Computer Algebra System
A computer algebra system (CAS) is a computer program that helps people with mathematics and algebra. It manipulates mathematical equations and expressions containing numbers and symbols called variables, which stand for known or unknown values that can be solved for, or replaced with any value. A CAS might be used for symbolic integration or differentiation (and other calculus operations), simplification of an expression (making it smaller and/or simpler), optimizing and finding the minimum and maximum values of results or variables, etc. Most have the ability to plot functions and expressions for visualization, which can be helpful and educational too.
Computer algebra systems can be special purpose, focusing on only a few types of symbolic math, to very large, general purpose programs that do almost everything (for example, the free CAS Maxima, which is the oldest CAS that is still under development). The results output by a good computer algebra system are often exact, simple, and generalized to work in all possible cases. Computer programs do have bugs, so important results should always be verified for correctness.
Modern computer algebra systems often include extensive numeric capabilities for convenience and which fit together with its symbolic abilities. Numeric domains supported typically include real, complex, interval, rational, and algebraic numbers.

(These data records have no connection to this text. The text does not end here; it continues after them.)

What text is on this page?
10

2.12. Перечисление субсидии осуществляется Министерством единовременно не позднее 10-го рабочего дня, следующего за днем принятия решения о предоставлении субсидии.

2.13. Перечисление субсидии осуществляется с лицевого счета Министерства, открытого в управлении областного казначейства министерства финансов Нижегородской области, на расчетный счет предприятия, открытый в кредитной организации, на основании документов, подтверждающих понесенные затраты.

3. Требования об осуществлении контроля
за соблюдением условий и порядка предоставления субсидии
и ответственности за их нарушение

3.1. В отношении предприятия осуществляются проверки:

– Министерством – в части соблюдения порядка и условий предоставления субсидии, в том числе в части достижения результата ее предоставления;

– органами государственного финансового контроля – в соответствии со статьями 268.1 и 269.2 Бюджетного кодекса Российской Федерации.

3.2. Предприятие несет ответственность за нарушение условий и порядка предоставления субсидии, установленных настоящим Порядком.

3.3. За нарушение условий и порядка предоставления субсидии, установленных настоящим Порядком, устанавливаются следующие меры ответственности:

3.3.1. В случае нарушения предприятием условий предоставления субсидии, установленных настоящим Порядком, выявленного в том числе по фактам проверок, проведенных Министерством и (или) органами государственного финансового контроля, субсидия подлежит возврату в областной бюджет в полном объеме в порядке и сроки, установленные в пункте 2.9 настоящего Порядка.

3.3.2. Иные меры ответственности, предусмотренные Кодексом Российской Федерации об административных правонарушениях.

Usually floating point arithmetic is available to use if desired, because the arithmetic is done by most computer hardware very quickly. The down-side of floating point arithmetic is that it is not always exact, and is mostly useless for rocket science, because of only 14 digit accuracy. Rational number arithmetic is exact if all numbers are rational. Interval arithmetic can be used to easily calculate the total possible error of an inexact arithmetic system. Complex number arithmetic is generally supported by allowing the imaginary unit (i) in expressions.